To make the calculation easier and more manageable, we calculate each observation separately. This means we have 12 columns for each hidden layer (A1 and A2) and the output layer. Instead of using an aggregation formula, we calculate the values for each view individually.
To simplify the loop process during the gradient descent phase, we organize the training dataset into columns, and then we can expand the formula in Excel by row.

2.4 Errors and Costs work
For columns BQ through CN, we can now calculate the cost function values.

2.5 Derivative component
We will be computing 7 derivatives corresponding to the weights of our neural network. For this partial derivative, we will need to calculate the values of all 12 views, resulting in a total of 84 columns. However, we have made efforts to simplify this process by organizing a sheet with coding and formulas for ease of use.

So we will start with the output layer, in parameters: a21, a22 and b2. We can find them in columns from CO to DX.

Then for parameters a11 and a12, we can find them from columns DY to EV:

And finally, for the bias parameters b11 and b12, we use columns EW to FT.

And to wrap it up, we put together all the parts based on all 12 observations. These combined gradients are neatly arranged in columns Z to AF. Parameter updates are then performed on the columns R to Xusing these values.

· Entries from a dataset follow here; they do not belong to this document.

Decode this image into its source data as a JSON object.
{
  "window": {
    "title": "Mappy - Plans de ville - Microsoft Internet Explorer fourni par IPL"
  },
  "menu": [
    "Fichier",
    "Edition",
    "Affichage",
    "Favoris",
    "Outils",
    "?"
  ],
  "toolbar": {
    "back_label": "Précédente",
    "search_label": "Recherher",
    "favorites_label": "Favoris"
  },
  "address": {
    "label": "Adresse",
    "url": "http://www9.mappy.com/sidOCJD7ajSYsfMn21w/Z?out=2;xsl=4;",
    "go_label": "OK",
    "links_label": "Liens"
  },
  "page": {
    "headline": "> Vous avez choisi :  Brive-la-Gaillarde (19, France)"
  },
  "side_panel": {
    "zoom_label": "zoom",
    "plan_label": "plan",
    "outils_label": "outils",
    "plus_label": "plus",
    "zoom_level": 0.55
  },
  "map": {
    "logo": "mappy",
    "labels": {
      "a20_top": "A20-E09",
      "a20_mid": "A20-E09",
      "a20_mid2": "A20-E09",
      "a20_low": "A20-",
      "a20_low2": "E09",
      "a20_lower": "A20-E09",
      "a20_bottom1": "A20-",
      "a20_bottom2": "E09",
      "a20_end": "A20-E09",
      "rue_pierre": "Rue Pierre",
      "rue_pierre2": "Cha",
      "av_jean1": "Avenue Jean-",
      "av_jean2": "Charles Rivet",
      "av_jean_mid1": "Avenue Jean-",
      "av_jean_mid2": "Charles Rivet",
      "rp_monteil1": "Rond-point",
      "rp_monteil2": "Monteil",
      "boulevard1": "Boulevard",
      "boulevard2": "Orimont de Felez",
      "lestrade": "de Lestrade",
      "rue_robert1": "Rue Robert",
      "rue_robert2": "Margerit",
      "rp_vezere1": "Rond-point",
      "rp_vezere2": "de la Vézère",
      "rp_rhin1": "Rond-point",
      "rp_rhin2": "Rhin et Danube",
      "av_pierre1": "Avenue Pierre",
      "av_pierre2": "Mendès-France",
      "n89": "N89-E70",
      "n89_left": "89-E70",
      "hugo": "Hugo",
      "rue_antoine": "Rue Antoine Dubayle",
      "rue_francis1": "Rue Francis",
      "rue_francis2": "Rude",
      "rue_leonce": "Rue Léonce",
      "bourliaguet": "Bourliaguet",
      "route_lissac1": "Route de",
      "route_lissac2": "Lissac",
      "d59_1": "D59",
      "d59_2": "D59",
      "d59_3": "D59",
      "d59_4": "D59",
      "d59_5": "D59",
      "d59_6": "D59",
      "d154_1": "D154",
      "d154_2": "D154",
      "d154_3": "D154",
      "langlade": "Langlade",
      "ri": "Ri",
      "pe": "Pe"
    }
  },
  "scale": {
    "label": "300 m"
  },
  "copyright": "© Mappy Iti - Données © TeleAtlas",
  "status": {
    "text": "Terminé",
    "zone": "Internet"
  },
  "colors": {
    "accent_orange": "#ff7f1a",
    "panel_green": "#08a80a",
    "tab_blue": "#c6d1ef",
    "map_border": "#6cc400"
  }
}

2.6 Visualizing the encounter
To better understand the training process, we visualize how the parameters change during gradient descent using a graph. At the same time, the decrease in the cost function is followed column Ywhich makes the convergence of the model clearly visible.

The conclusion
A neural network regressor is not magic.
It is simply a set of basic functions, controlled by a certain number of parameters and trained by minimizing a well-defined mathematical objective.
By creating the model clearly in Excel, every step is visible. Forward distributions, error calculations, partial derivatives, and parameter updates are no longer abstract concepts, but concrete equations that you can test and adjust.
The complete implementation of our neural network, from forward propagation to back propagation, is now complete. You are encouraged to experiment by changing the dataset, initial parameter values, or learning rate, and see how the model behaves during training.
Through this hands-on work, we saw how gradients drive learning, how parameters are iteratively updated, and how a neural network gradually adapts to fit the data. This is exactly what happens inside a modern machine learning library, hidden only behind a few lines of code.
Once you understand it this way, neural networks stop being black boxes.